Sunday, April 25, 2010

AstraZeneca banks on emerging markets sales - Telegraph

By Rachel Cooper
Published: 9:33PM BST 24 Apr 2010

Emerging markets are the fresh battleground for pharmaceutical companies as Western drug sales stall and last month AstraZeneca revealed its strategy to increase sales in this arena, including providing more detail on revenue in the markets.

Britain's second-biggest drugmaker is targeting double-digit growth in emerging economies and hopes to garner a quarter of its sales from these markets by 2014.

AstraZeneca expects that some of this growth will come from the sale of branded generics e_SEnD cheap off-patent medicines sold in high volumes in emerging markets under a multi-national brand name.

But first it plans, to focus on around 100 medicines and branded generic drugs that are expected to account for just 10pc to 15pc of total emerging market sales by 2014.

In a sign of the scale of growth expected in these markets, healthcare industry intelligence group, IMS Health, last week said emerging nations were expected to push global spending on pharmacueticals through the $1 trillion barrier over the next five years.

IMS expects drug sales in developing nations to grow at between 14 and 17pc over the next five years, overshadowing Western markets that will expand at between just 3pc and 6pc.

Commenting on AstraZeneca's emerging markets strategy, a company spokesman said: "The rapidly expanding middle class, government action on healthcare and the increasing disease burden reinforces our view that emerging markets will provide the lion's share of the pharmaceutical industry's growth over the next five years."

He added that this quarter they were planning to provide more detailed analysis of product revenue by region to help analysts model the growth opportunity in these areas.

"For the first time this quarter, in addition to worldwide and US sales by brand, we are planning to provide that same data for Western Europe, Other Established Markets and Emerging Markets," he said.
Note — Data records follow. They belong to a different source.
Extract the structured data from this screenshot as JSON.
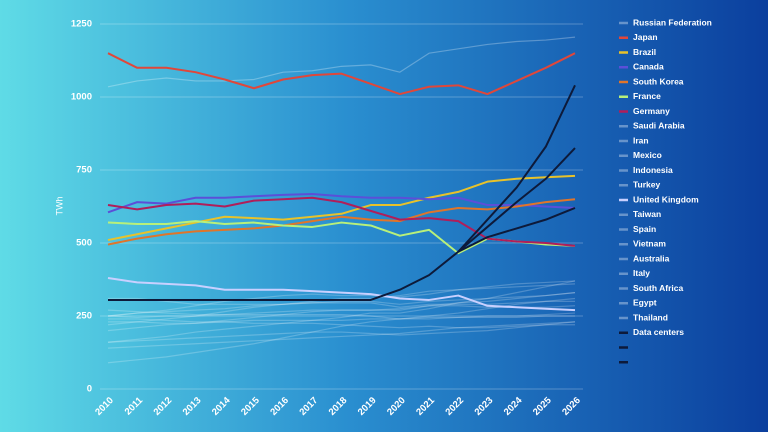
{
  "chart_data": {
    "type": "line",
    "y_label": "TWh",
    "x": [
      2010,
      2011,
      2012,
      2013,
      2014,
      2015,
      2016,
      2017,
      2018,
      2019,
      2020,
      2021,
      2022,
      2023,
      2024,
      2025,
      2026
    ],
    "xlim": [
      2010,
      2026
    ],
    "ylim": [
      0,
      1250
    ],
    "yticks": [
      0,
      250,
      500,
      750,
      1000,
      1250
    ],
    "grid": true,
    "legend": "right",
    "series": [
      {
        "name": "Russian Federation",
        "color": "rgba(255,255,255,0.28)",
        "values": [
          1035,
          1055,
          1065,
          1055,
          1055,
          1060,
          1085,
          1090,
          1105,
          1110,
          1085,
          1150,
          1165,
          1180,
          1190,
          1195,
          1205
        ]
      },
      {
        "name": "Japan",
        "color": "#e0473a",
        "values": [
          1150,
          1100,
          1100,
          1085,
          1060,
          1030,
          1060,
          1075,
          1080,
          1045,
          1010,
          1035,
          1040,
          1010,
          1055,
          1100,
          1150
        ]
      },
      {
        "name": "Brazil",
        "color": "#e8c22a",
        "values": [
          510,
          530,
          550,
          570,
          590,
          585,
          580,
          590,
          600,
          630,
          630,
          655,
          675,
          710,
          720,
          725,
          730
        ]
      },
      {
        "name": "Canada",
        "color": "#5b4fd8",
        "values": [
          605,
          640,
          635,
          655,
          655,
          660,
          665,
          668,
          660,
          655,
          655,
          650,
          655,
          630,
          630,
          625,
          620
        ]
      },
      {
        "name": "South Korea",
        "color": "#e0752a",
        "values": [
          495,
          515,
          530,
          540,
          545,
          550,
          560,
          575,
          590,
          580,
          575,
          605,
          620,
          615,
          625,
          640,
          650
        ]
      },
      {
        "name": "France",
        "color": "#b8f07a",
        "values": [
          570,
          565,
          565,
          575,
          565,
          570,
          560,
          555,
          570,
          560,
          525,
          545,
          465,
          515,
          505,
          495,
          490
        ]
      },
      {
        "name": "Germany",
        "color": "#b01e5a",
        "values": [
          630,
          615,
          630,
          635,
          625,
          645,
          650,
          655,
          640,
          610,
          580,
          585,
          575,
          515,
          505,
          500,
          490
        ]
      },
      {
        "name": "Saudi Arabia",
        "color": "rgba(255,255,255,0.22)",
        "values": [
          250,
          260,
          270,
          285,
          300,
          310,
          320,
          325,
          320,
          320,
          315,
          325,
          340,
          345,
          350,
          355,
          360
        ]
      },
      {
        "name": "Iran",
        "color": "rgba(255,255,255,0.22)",
        "values": [
          220,
          230,
          240,
          250,
          265,
          280,
          290,
          300,
          310,
          310,
          320,
          335,
          340,
          350,
          360,
          365,
          370
        ]
      },
      {
        "name": "Mexico",
        "color": "rgba(255,255,255,0.22)",
        "values": [
          250,
          260,
          265,
          270,
          275,
          285,
          290,
          295,
          300,
          300,
          290,
          300,
          305,
          310,
          315,
          320,
          330
        ]
      },
      {
        "name": "Indonesia",
        "color": "rgba(255,255,255,0.22)",
        "values": [
          160,
          170,
          180,
          195,
          205,
          215,
          225,
          235,
          245,
          260,
          260,
          275,
          295,
          310,
          330,
          350,
          370
        ]
      },
      {
        "name": "Turkey",
        "color": "rgba(255,255,255,0.22)",
        "values": [
          200,
          210,
          220,
          225,
          235,
          245,
          255,
          265,
          270,
          270,
          270,
          285,
          295,
          300,
          310,
          320,
          330
        ]
      },
      {
        "name": "United Kingdom",
        "color": "#c8d0ff",
        "values": [
          380,
          365,
          360,
          355,
          340,
          340,
          340,
          335,
          330,
          325,
          310,
          305,
          320,
          285,
          280,
          275,
          270
        ]
      },
      {
        "name": "Taiwan",
        "color": "rgba(255,255,255,0.22)",
        "values": [
          250,
          245,
          250,
          250,
          255,
          260,
          265,
          270,
          270,
          270,
          275,
          285,
          285,
          280,
          280,
          280,
          285
        ]
      },
      {
        "name": "Spain",
        "color": "rgba(255,255,255,0.22)",
        "values": [
          270,
          265,
          260,
          255,
          255,
          255,
          255,
          255,
          255,
          250,
          240,
          245,
          245,
          245,
          245,
          250,
          250
        ]
      },
      {
        "name": "Vietnam",
        "color": "rgba(255,255,255,0.22)",
        "values": [
          90,
          100,
          110,
          125,
          140,
          155,
          175,
          195,
          215,
          230,
          240,
          250,
          260,
          275,
          290,
          300,
          310
        ]
      },
      {
        "name": "Australia",
        "color": "rgba(255,255,255,0.22)",
        "values": [
          230,
          230,
          225,
          225,
          230,
          235,
          235,
          235,
          235,
          240,
          240,
          240,
          245,
          250,
          250,
          255,
          260
        ]
      },
      {
        "name": "Italy",
        "color": "rgba(255,255,255,0.22)",
        "values": [
          310,
          310,
          300,
          290,
          290,
          290,
          290,
          295,
          295,
          295,
          280,
          290,
          290,
          290,
          295,
          300,
          300
        ]
      },
      {
        "name": "South Africa",
        "color": "rgba(255,255,255,0.22)",
        "values": [
          240,
          240,
          235,
          230,
          230,
          225,
          225,
          225,
          220,
          215,
          210,
          215,
          210,
          210,
          215,
          220,
          220
        ]
      },
      {
        "name": "Egypt",
        "color": "rgba(255,255,255,0.22)",
        "values": [
          140,
          145,
          150,
          155,
          160,
          165,
          170,
          175,
          180,
          185,
          190,
          200,
          210,
          215,
          220,
          225,
          230
        ]
      },
      {
        "name": "Thailand",
        "color": "rgba(255,255,255,0.22)",
        "values": [
          160,
          165,
          170,
          175,
          180,
          185,
          190,
          195,
          195,
          190,
          185,
          190,
          195,
          200,
          210,
          220,
          230
        ]
      },
      {
        "name": "Data centers",
        "color": "#0d1a3a",
        "values": [
          305,
          305,
          305,
          305,
          305,
          305,
          305,
          305,
          305,
          305,
          340,
          390,
          470,
          580,
          690,
          830,
          1040
        ]
      },
      {
        "name": null,
        "color": "#0d1a3a",
        "values": [
          null,
          null,
          null,
          null,
          null,
          null,
          null,
          null,
          null,
          null,
          null,
          null,
          470,
          555,
          640,
          720,
          825
        ]
      },
      {
        "name": null,
        "color": "#0d1a3a",
        "values": [
          null,
          null,
          null,
          null,
          null,
          null,
          null,
          null,
          null,
          null,
          null,
          null,
          470,
          520,
          550,
          580,
          620
        ]
      }
    ]
  }
}
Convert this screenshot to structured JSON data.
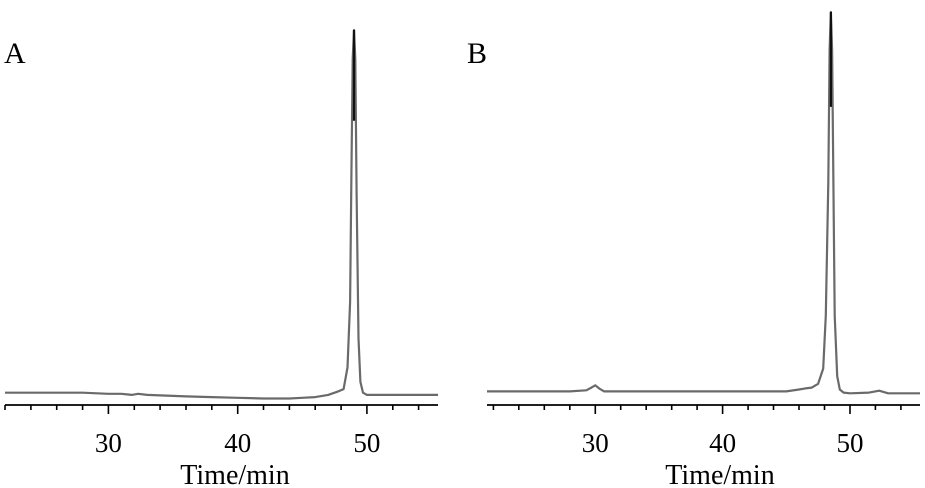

Analysts at Bank of America-Merill Lynch said it was this week expecting further visibility on emerging market sales, but added: "Our analysis suggests that AstraZeneca has one of the lowest emerging market exposures of its peers with its 25pc 2014 target below the 40-45pc and 35-40pc we expect for Sanofi-Aventis and GlaxoSmithKline respectively."

GlaxoSmithKline, which has made a deliberate move away from "white pill/Western markets" to focus on emerging economies, will report its first-quarter results on Wednesday.

Analysts at Deutsche Bank said the company will benefit from the tail-end of the pandemic flu scare as the majority of 2010's expected £800m of sales from H1N1 vaccines are likely to have been booked in the first-quarter.

But the broker said the outlook for the rest of the year could be tougher as the estimated £1.5bn of pandemic flu-related sales garnered in the second half of 2009 "at this point looks unrepeatable".'

Shire, Britain's third-biggest drug maker, will update the market on its sales over the last three months on Thursday. Analysts said they were expecting another strong quarter.

"We believe Shire is likely to continue to outperform its peer group due to its above-average growth profile, strong free cash flow and lack of a significant earnings cliffs," said the American broker, Summer Street.